While every business has elements that are unique to it. Every successful business shares common characteristics with other successful businesses.

Concept

The first element of a successful business is a clear concept of what the business is and does. This concept is more than the idea for a product or service or technology. It includes an understanding that there are a market need and opportunity that seems to have the potential for profit. In the initial stage of defining your business concept, you may not know the true market potential, but you have identified through observation, trends, or personal experience that a problem or need exists.

Market Expertise

That awareness leads to the second element of every successful business growthbusiness: an in-depth market knowledge of the problem or need. Business owners need to understand:

  • The current options for solving the problem or filling the need
  • Who is providing solutions and alternatives
  • The size of the market (how many people have the issue)
  • What value does the market member (potential buyer) place on a solution
  • What benefits drive their purchasing decisions

Target Customer

Successful businesses become an expert in the problem, market, and customer, then they put in place the third and fourth elements of success—the target customer, and the solution you create for that customer—that comprise their business’s unique selling position. This is the first element of a well-articulated market message I call it the business’s C.O.R.E. message where the C is about the customer (more on this later).
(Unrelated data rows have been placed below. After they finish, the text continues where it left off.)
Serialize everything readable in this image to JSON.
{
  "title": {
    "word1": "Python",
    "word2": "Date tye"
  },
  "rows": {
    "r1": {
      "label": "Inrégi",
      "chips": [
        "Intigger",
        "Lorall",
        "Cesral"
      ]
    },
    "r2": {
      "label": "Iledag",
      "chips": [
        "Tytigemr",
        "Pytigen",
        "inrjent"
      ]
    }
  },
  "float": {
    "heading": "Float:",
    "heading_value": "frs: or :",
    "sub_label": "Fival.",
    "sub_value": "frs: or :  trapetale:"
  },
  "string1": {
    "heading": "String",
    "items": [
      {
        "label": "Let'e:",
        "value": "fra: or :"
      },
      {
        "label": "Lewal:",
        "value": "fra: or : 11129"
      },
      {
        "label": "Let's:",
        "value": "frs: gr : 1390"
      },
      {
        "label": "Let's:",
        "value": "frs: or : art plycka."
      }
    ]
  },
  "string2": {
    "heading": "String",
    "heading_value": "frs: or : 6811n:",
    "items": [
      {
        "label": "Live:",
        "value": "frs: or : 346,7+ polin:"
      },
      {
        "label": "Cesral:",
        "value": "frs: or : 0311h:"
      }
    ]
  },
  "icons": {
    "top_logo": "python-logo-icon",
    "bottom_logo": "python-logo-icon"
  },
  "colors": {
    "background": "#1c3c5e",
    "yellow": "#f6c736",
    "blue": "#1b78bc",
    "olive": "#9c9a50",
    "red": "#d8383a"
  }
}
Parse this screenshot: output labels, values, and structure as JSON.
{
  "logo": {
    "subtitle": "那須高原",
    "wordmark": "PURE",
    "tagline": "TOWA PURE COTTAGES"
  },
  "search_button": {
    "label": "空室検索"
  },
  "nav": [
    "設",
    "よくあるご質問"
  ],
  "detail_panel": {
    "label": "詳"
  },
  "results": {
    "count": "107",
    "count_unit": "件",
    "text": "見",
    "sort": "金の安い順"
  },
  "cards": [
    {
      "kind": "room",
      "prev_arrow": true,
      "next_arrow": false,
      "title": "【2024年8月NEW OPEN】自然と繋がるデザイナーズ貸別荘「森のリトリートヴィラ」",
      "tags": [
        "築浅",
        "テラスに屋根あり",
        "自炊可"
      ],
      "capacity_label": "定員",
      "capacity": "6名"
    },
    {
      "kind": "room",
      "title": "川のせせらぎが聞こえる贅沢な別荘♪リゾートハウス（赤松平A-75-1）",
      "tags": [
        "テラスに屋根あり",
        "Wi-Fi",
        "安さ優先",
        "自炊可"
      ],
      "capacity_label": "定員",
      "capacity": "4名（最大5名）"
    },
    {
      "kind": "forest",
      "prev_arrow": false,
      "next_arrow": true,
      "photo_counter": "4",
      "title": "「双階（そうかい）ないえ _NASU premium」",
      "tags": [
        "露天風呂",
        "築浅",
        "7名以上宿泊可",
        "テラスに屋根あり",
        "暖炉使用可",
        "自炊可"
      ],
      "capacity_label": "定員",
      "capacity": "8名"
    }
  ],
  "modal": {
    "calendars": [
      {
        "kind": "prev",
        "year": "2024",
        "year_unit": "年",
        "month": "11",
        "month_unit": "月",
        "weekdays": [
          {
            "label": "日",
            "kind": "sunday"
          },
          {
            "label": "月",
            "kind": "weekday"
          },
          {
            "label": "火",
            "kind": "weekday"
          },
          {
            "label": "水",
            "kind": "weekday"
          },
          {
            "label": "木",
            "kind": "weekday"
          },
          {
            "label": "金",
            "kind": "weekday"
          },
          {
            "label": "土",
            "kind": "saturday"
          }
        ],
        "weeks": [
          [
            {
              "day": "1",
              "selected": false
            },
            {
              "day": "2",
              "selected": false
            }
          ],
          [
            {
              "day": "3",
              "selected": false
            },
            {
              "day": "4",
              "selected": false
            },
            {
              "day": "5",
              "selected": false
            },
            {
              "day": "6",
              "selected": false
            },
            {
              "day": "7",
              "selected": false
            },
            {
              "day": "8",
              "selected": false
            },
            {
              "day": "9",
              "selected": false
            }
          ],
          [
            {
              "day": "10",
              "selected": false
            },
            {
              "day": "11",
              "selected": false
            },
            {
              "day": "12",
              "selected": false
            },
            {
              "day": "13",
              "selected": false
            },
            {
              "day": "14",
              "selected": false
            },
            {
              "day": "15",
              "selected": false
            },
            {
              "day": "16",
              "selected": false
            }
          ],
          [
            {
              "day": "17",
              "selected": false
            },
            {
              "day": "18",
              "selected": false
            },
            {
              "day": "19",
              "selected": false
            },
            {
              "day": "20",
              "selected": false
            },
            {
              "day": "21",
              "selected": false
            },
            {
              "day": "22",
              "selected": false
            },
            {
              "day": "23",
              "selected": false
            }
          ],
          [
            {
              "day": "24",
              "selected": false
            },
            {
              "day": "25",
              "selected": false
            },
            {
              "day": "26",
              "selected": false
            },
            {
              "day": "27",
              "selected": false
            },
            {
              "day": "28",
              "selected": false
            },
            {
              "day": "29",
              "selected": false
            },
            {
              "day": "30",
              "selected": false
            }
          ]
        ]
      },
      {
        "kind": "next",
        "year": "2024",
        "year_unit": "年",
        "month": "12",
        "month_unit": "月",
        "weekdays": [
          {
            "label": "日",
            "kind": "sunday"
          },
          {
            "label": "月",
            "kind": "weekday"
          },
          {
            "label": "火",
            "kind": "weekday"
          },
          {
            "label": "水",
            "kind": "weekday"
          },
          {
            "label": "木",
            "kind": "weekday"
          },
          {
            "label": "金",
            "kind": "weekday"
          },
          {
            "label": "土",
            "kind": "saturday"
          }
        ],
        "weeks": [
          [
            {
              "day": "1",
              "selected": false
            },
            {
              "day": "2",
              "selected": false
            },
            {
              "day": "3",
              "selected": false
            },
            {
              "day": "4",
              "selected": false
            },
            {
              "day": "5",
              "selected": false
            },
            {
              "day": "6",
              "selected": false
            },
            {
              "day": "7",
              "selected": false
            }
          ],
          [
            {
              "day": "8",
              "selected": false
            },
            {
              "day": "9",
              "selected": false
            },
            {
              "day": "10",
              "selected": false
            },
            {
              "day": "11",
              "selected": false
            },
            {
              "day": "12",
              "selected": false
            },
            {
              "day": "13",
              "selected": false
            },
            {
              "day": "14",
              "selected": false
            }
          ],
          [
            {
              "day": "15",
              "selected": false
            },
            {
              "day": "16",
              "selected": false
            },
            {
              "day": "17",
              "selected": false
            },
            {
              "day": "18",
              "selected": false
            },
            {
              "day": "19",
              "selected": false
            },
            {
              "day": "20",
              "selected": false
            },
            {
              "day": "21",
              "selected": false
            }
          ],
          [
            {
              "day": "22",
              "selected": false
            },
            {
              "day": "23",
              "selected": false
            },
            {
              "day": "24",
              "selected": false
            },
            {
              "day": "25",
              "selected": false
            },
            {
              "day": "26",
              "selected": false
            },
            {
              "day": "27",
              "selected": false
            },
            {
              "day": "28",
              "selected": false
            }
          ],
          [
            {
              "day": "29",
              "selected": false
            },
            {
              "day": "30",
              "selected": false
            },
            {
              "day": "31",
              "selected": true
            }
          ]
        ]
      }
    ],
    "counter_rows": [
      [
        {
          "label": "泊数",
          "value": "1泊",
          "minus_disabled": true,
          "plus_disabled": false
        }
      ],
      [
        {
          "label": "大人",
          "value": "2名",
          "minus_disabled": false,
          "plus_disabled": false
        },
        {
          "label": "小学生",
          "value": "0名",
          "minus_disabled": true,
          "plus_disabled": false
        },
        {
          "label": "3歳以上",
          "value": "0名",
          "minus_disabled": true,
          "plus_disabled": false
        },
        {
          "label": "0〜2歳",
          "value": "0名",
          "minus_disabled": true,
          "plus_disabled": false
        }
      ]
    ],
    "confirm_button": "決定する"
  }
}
The unique selling position must match to the customer’s need, problem to your business capability. Find the customer demand; then use your skills, expertise, experience, product, service, and technology to provide the solution to that customer segment.  A business can serve any customer that wants to buy their solution, but they cannot target every customer. By developing a focus on a particular segment of the market (also called a market niche or target market), a business is able to invest its limited resources toward connecting with prospects that have a specific need.

This is particularly important when going after the first customers and getting started. You don’t have time or money to spend casting a wide net. Your business (to continue the fishing analogy) needs to cast a well-baited hook into a specific location within the ocean of fish. The right bait (solution, benefits, and price) will enable you to get the right prospects to move toward your hook. You aren’t solving the problem for everyone; instead, you are solving the problem for a customer with a specific set of characteristics — one of which is they are aware they have the problem and they are looking for a solution and they have a benefit-value (price) in mind.

A C.O.R.E.℠ Message

The fifth element of success builds on the first four elements we have already discussed. Successful businesses have a C.O.R.E. ℠ message, in which the Customer (C) is clearly defined, as is the Result (R) defined by the benefits to the customer are stated.

Operational Results – Make Right Things Happen

The (O) in C.O.R.E. ℠ is Operations; in other words, what systems you put in place you keep your promises to the customer. This is the sixth element of a successful business and consists of defining how you will do business and make money. The operational aspect of the business is equally important as the product/solution you sell. The reality is it doesn’t matter how great the solution or how many prospects you have or even how many people say, “Yes I’ll buy,” IF you can’t deliver. The operations of the business determine how much it costs to do business, to keep the promise to the customer, to product and deliver the product, etc. Countless businesses have started with a great idea, found the right market, built a fabulous product or technology, and went out of business—because they couldn’t operate their business properly.

This brings us to the seventh element, which is an additional variation on the (R) in C.O.R.E. ℠ This R is also about Results but focuses on the results the business generates by generating the promised customer result (solving the problem). The business results or goals/targets consistently involve three key metrics: Revenues, profits, and cash flow. These financial metrics reflect the ability of the business to get the sale, deliver the product, obtain resources, control costs, and do business. These results are also indicators of the effectiveness of the business’s Ability to Execute.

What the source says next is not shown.